For me, the first step is to recognize that this passage doesn’t easily sit well (at least, not for me). If we’re not honest about that, we can’t really get any further with it. So often we get to a bit in the Bible that doesn’t make sense and we either try to force it into making sense or try to ignore it in the hopes that it will go away. But neither of these options is particularly satisfying for me.

So I move on to the second step, which for me is to tell God about the fact that it’s not making sense. We say, as followers of Jesus, that the Bible is useful for helping us to understand what it means to be a follower of Jesus, and helpful in reorienting our focus, our actions, our way of being, to the life God always intended for us to live. But I don’t actually think the Bible does that entirely on it’s own. I think that just like everything else that can be useful in living this Kingdom-infused life, the Bible is only going to animate and orient us when the Holy Spirit is at work in the process. So when it doesn’t make sense I am trying to learn to acknowledge that pretty early on and ask for help working out the process.

Once I’ve done that, the next step seems to be to try to think of why it doesn’t make sense. What does it feel like it’s contradicting? What do I remember about those other ideas or stories or passages? For me, this verse seemed contradictory because it feels like it is in tension with all the times that Jesus was on the side of the poor, not the side of the rich. What I hear in my first few reads through this verse is the idea of Jesus stripping the poor of the last of what they have, and that feels completely wrong to me.

So then I go on to the fourth step. I look at the commentaries that Nathan has given me, read through what they have to say and frustratingly find that mostly they’ve managed to skip over this bit. (I admit that’s been the case with several of the questions I’ve had while writing this study.) But that’s okay. The people writing these commentaries are trying to answer the general questions people have. Or they’re trying to address particular concerns within their theological frameworks. Or they simply haven’t thought of the questions I think of because their lives have been different than mine. That doesn’t mean that my questions are bad or wrong. Just that I’m not going to get quick and easy answers.

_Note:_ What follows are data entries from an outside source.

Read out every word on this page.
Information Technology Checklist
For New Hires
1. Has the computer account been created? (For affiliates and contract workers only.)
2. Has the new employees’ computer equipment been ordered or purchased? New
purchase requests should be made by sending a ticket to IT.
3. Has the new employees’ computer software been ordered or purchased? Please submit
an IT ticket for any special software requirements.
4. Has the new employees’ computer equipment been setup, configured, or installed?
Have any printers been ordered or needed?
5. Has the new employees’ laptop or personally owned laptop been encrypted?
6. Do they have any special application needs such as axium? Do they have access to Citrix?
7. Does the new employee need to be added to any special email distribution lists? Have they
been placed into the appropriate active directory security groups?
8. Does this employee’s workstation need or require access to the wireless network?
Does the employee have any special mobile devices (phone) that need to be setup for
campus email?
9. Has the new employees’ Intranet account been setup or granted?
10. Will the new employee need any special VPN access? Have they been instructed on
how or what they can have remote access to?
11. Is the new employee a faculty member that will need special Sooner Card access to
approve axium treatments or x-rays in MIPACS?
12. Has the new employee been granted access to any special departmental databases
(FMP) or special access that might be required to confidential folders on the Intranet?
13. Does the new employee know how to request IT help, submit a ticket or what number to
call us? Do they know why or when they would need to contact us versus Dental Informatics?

My next step is then to go to www.biblegateway.com and look up the passages where the other ideas are found. I looked up other places where Luke talked about things being ‘taken away’ and things being ‘given’. I confirmed that yes, Luke does seem to think it’s pretty important to Jesus that the poor receive what they need – even at the expense of the rich. But I also discover that over and over again there’s this idea of people who have been faithful – people who have done well with the truths of the Kingdom – being given more responsibility, and the people who have neglected what it means to live life the way God intended it to be lived – people who ought to have known better – having that responsibility taken away.

This is one of Jesus’ cryptic sayings. Just like the last few days, I’m not willing to come out and firmly say ‘I know exactly what Jesus is trying to say, I’ve worked it all out and the answer is ______.’ I don’t think we get to be 100% sure about what some of these passages mean, because I think as soon as we take that position we stop having the option of growing and learning and being taught and changed.

I think we are far better off if we remain humble, remain seeking, always asking God to reveal to us what he would have us see and know and understand from the Bible that will help us understand God, and ourselves, and those around us, and even our world more clearly.

Journal Questions:

  1. Have you ever found a passage of scripture that just didn’t make sense?
  2. What did you do with it?
  3. What is your process for wrestling with scripture?
  4. Have you learned any new tools this week that you think might help you approach complicated passages moving forward?